I am proud that we have used the full weight of our diplomacy to ensure that we have not had to exercise our veto in a generation. We seek to foster international cooperation, not frustrate it. But others have not done so. One country in particular has used its veto as many times in the past five years as in the whole of the second half of the Cold War. In doing so they have prevented action against a despicable regime that has murdered its own people with chemical weapons. As a result, in Syria, the United Nations has been blocked. That has undermined the values that we hold dear and the international rules-based system that is the basis of security and prosperity around the world.
Now we face an even more immediate, global danger in the activities of Kim Jong Un and his regime in the Democratic People’s Republic of Korea. Time after time, he has shown contempt for the international community of law-abiding States, contempt for his neighbours and contempt for the institutions and rules that have preserved peace and security. On that challenge, the United Nations in recent weeks has shown it can step up to the task, with last Monday’s Security Council resolution creating the biggest sanctions package of the twenty-first century. We have seen regional and global Powers coming together and, as in the founding Charter, putting aside limited self- interests to show leadership on behalf of the wider world.

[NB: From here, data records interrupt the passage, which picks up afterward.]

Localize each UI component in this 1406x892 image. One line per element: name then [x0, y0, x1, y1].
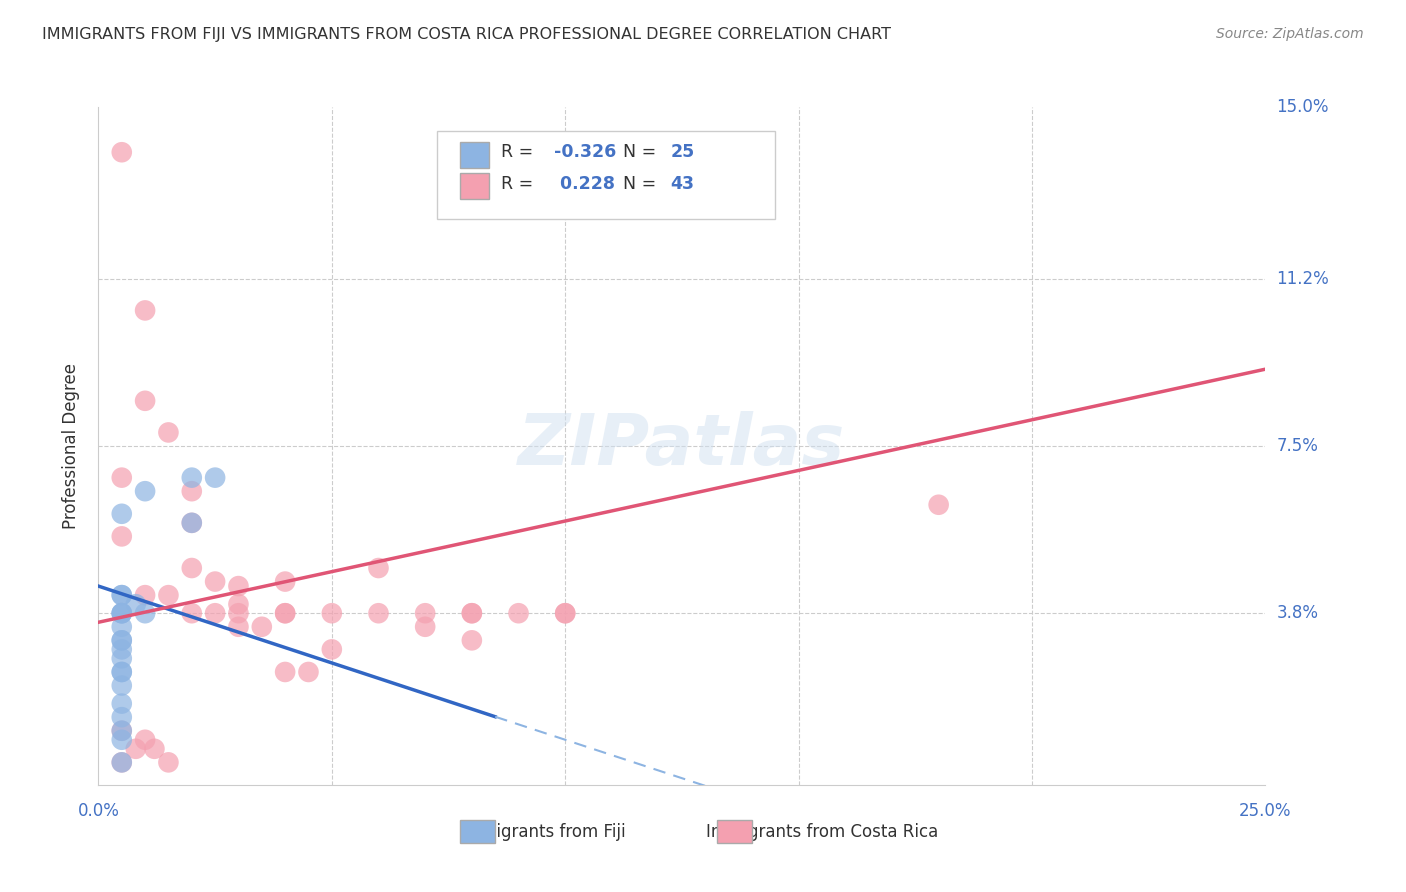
Point — [461, 606, 484, 620]
Point — [367, 606, 389, 620]
Point — [111, 697, 134, 711]
Point — [111, 756, 134, 770]
Text: Immigrants from Fiji: Immigrants from Fiji — [458, 823, 626, 841]
Text: 0.228: 0.228 — [554, 175, 614, 193]
Point — [250, 620, 273, 634]
Point — [111, 723, 134, 738]
Point — [367, 561, 389, 575]
Text: Source: ZipAtlas.com: Source: ZipAtlas.com — [1216, 27, 1364, 41]
Y-axis label: Professional Degree: Professional Degree — [62, 363, 80, 529]
Text: 43: 43 — [671, 175, 695, 193]
Point — [111, 606, 134, 620]
Point — [111, 665, 134, 679]
Point — [111, 723, 134, 738]
Point — [554, 606, 576, 620]
Point — [157, 756, 180, 770]
Point — [111, 642, 134, 657]
Point — [204, 574, 226, 589]
FancyBboxPatch shape — [460, 173, 489, 199]
Text: 15.0%: 15.0% — [1277, 98, 1329, 116]
Point — [180, 516, 202, 530]
Point — [321, 606, 343, 620]
Point — [125, 597, 148, 611]
Point — [228, 579, 250, 593]
Point — [204, 606, 226, 620]
Point — [125, 741, 148, 756]
Point — [143, 741, 166, 756]
Point — [180, 561, 202, 575]
Point — [134, 303, 156, 318]
Point — [228, 606, 250, 620]
Point — [180, 470, 202, 484]
FancyBboxPatch shape — [437, 131, 775, 219]
Point — [157, 588, 180, 602]
Point — [180, 516, 202, 530]
Text: 3.8%: 3.8% — [1277, 604, 1319, 623]
Point — [228, 620, 250, 634]
Point — [413, 620, 436, 634]
Point — [274, 606, 297, 620]
Point — [111, 588, 134, 602]
Point — [554, 606, 576, 620]
Point — [204, 470, 226, 484]
Point — [111, 651, 134, 665]
Text: Immigrants from Costa Rica: Immigrants from Costa Rica — [706, 823, 938, 841]
Point — [928, 498, 950, 512]
Point — [111, 756, 134, 770]
Point — [134, 484, 156, 499]
Text: N =: N = — [612, 175, 662, 193]
Point — [134, 393, 156, 408]
Point — [461, 606, 484, 620]
Text: N =: N = — [612, 144, 662, 161]
Point — [274, 574, 297, 589]
Text: ZIPatlas: ZIPatlas — [519, 411, 845, 481]
Point — [134, 588, 156, 602]
Point — [111, 606, 134, 620]
FancyBboxPatch shape — [460, 143, 489, 168]
Point — [111, 588, 134, 602]
Point — [111, 145, 134, 160]
Text: 0.0%: 0.0% — [77, 802, 120, 820]
Point — [228, 597, 250, 611]
Point — [111, 620, 134, 634]
Point — [180, 606, 202, 620]
Point — [111, 732, 134, 747]
Point — [111, 633, 134, 648]
Point — [111, 633, 134, 648]
Text: 25.0%: 25.0% — [1239, 802, 1292, 820]
Point — [111, 529, 134, 543]
Text: 11.2%: 11.2% — [1277, 269, 1329, 288]
Point — [111, 470, 134, 484]
Point — [180, 484, 202, 499]
Text: R =: R = — [501, 175, 538, 193]
Point — [274, 665, 297, 679]
Point — [508, 606, 530, 620]
Point — [111, 710, 134, 724]
Text: 7.5%: 7.5% — [1277, 437, 1319, 455]
Point — [157, 425, 180, 440]
Point — [111, 507, 134, 521]
Point — [413, 606, 436, 620]
FancyBboxPatch shape — [460, 821, 495, 843]
Point — [111, 679, 134, 693]
Point — [134, 732, 156, 747]
Text: IMMIGRANTS FROM FIJI VS IMMIGRANTS FROM COSTA RICA PROFESSIONAL DEGREE CORRELATI: IMMIGRANTS FROM FIJI VS IMMIGRANTS FROM … — [42, 27, 891, 42]
Text: 25: 25 — [671, 144, 695, 161]
Point — [461, 633, 484, 648]
Point — [274, 606, 297, 620]
Point — [321, 642, 343, 657]
Text: -0.326: -0.326 — [554, 144, 616, 161]
Point — [297, 665, 319, 679]
Point — [111, 606, 134, 620]
FancyBboxPatch shape — [717, 821, 752, 843]
Point — [134, 606, 156, 620]
Text: R =: R = — [501, 144, 538, 161]
Point — [111, 665, 134, 679]
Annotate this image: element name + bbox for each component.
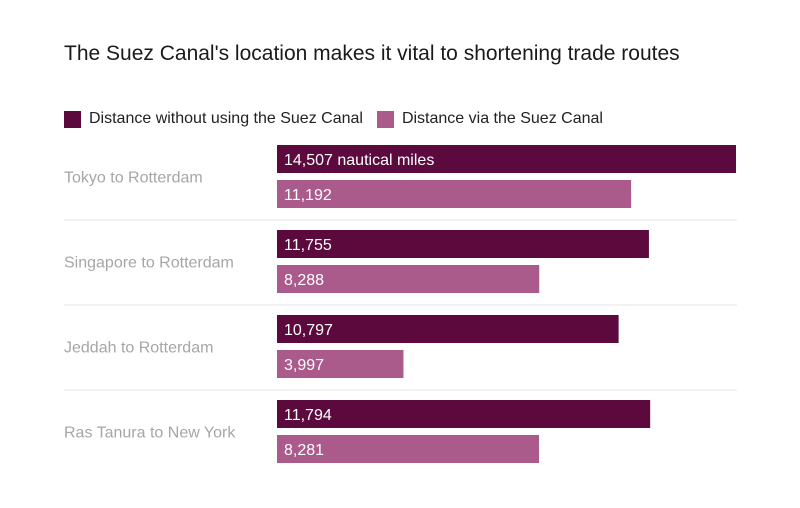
- category-label-tokyo-to-rotterdam: Tokyo to Rotterdam: [64, 170, 203, 187]
- bar-without-suez-jeddah-to-rotterdam: [277, 315, 619, 343]
- bar-without-suez-ras-tanura-to-new-york: [277, 400, 651, 428]
- legend: Distance without using the Suez Canal Di…: [64, 108, 617, 130]
- bar-without-suez-tokyo-to-rotterdam: [277, 145, 736, 173]
- bar-via-suez-jeddah-to-rotterdam: [277, 350, 404, 378]
- category-label-jeddah-to-rotterdam: Jeddah to Rotterdam: [64, 340, 213, 357]
- bar-without-suez-singapore-to-rotterdam: [277, 230, 649, 258]
- bar-label-without-suez-ras-tanura-to-new-york: 11,794: [284, 407, 332, 424]
- bar-via-suez-singapore-to-rotterdam: [277, 265, 540, 293]
- bar-label-via-suez-ras-tanura-to-new-york: 8,281: [284, 442, 324, 459]
- legend-item-via-suez: Distance via the Suez Canal: [376, 110, 603, 128]
- bar-label-without-suez-singapore-to-rotterdam: 11,755: [284, 237, 332, 254]
- chart-title: The Suez Canal's location makes it vital…: [64, 42, 680, 65]
- bar-label-via-suez-singapore-to-rotterdam: 8,288: [284, 272, 324, 289]
- category-label-ras-tanura-to-new-york: Ras Tanura to New York: [64, 425, 236, 442]
- bar-label-without-suez-jeddah-to-rotterdam: 10,797: [284, 322, 333, 339]
- legend-label-without-suez: Distance without using the Suez Canal: [89, 110, 363, 127]
- bar-label-via-suez-jeddah-to-rotterdam: 3,997: [284, 357, 324, 374]
- bar-via-suez-ras-tanura-to-new-york: [277, 435, 540, 463]
- bar-label-via-suez-tokyo-to-rotterdam: 11,192: [284, 187, 332, 204]
- legend-item-without-suez: Distance without using the Suez Canal: [64, 110, 363, 128]
- category-label-singapore-to-rotterdam: Singapore to Rotterdam: [64, 255, 234, 272]
- bar-label-without-suez-tokyo-to-rotterdam: 14,507 nautical miles: [284, 152, 434, 169]
- legend-label-via-suez: Distance via the Suez Canal: [401, 110, 603, 127]
- bar-via-suez-tokyo-to-rotterdam: [277, 180, 632, 208]
- legend-swatch-via-suez: [376, 110, 394, 128]
- legend-swatch-without-suez: [64, 110, 81, 128]
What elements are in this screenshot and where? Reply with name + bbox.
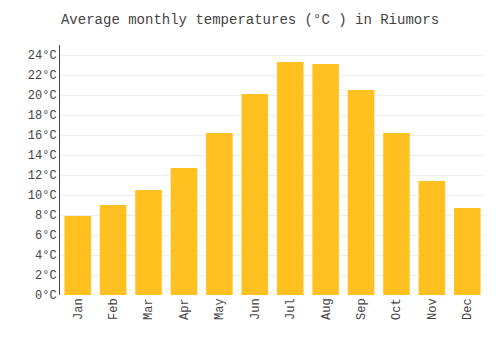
svg-text:Apr: Apr bbox=[178, 298, 192, 320]
svg-text:0°C: 0°C bbox=[35, 289, 57, 303]
svg-text:8°C: 8°C bbox=[35, 209, 57, 223]
svg-text:24°C: 24°C bbox=[28, 49, 57, 63]
svg-text:20°C: 20°C bbox=[28, 89, 57, 103]
svg-text:14°C: 14°C bbox=[28, 149, 57, 163]
svg-text:Jan: Jan bbox=[72, 298, 86, 320]
svg-text:Oct: Oct bbox=[390, 298, 404, 320]
svg-text:Aug: Aug bbox=[320, 298, 334, 320]
svg-text:4°C: 4°C bbox=[35, 249, 57, 263]
svg-text:Nov: Nov bbox=[426, 298, 440, 320]
svg-text:Mar: Mar bbox=[142, 298, 156, 320]
svg-text:22°C: 22°C bbox=[28, 69, 57, 83]
svg-text:Average monthly temperatures (: Average monthly temperatures (°C ) in Ri… bbox=[61, 12, 439, 28]
svg-text:Sep: Sep bbox=[355, 298, 369, 320]
svg-text:2°C: 2°C bbox=[35, 269, 57, 283]
svg-text:Jun: Jun bbox=[249, 298, 263, 320]
svg-text:12°C: 12°C bbox=[28, 169, 57, 183]
svg-text:16°C: 16°C bbox=[28, 129, 57, 143]
svg-text:6°C: 6°C bbox=[35, 229, 57, 243]
svg-text:Jul: Jul bbox=[284, 298, 298, 320]
svg-text:May: May bbox=[213, 298, 227, 320]
svg-text:10°C: 10°C bbox=[28, 189, 57, 203]
svg-text:18°C: 18°C bbox=[28, 109, 57, 123]
svg-text:Feb: Feb bbox=[107, 298, 121, 320]
svg-text:Dec: Dec bbox=[461, 298, 475, 320]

But despite those efforts, the Democratic People’s Republic of Korea continues to defy and provoke the international community and threaten its neighbours. Unless all Security Council members continue to live up to the special responsibilities that are placed upon us and, in seeking to resolve that crisis, to be prepared to take on necessary measures to tackle that threat, we will not be able to bring stability to the Korean peninsula.
As the world looks on, I am calling for further steps and for nations with that special responsibility to work together and exert the pressure we know is necessary to force Kim Jong Un to change his ways. Let us not fail this time. Let our message to North Korea be clear: our determination to uphold those rules is stronger by far than their determination to undermine them.
Throughout the history of the United Nations, countries have shown time and time again that by being true to our values, rules and standards, it is possible to come together and to deliver in ways that have the most extraordinary impact on the lives of the people we serve. I believe we can do so again. We must do so again, and we will do so again.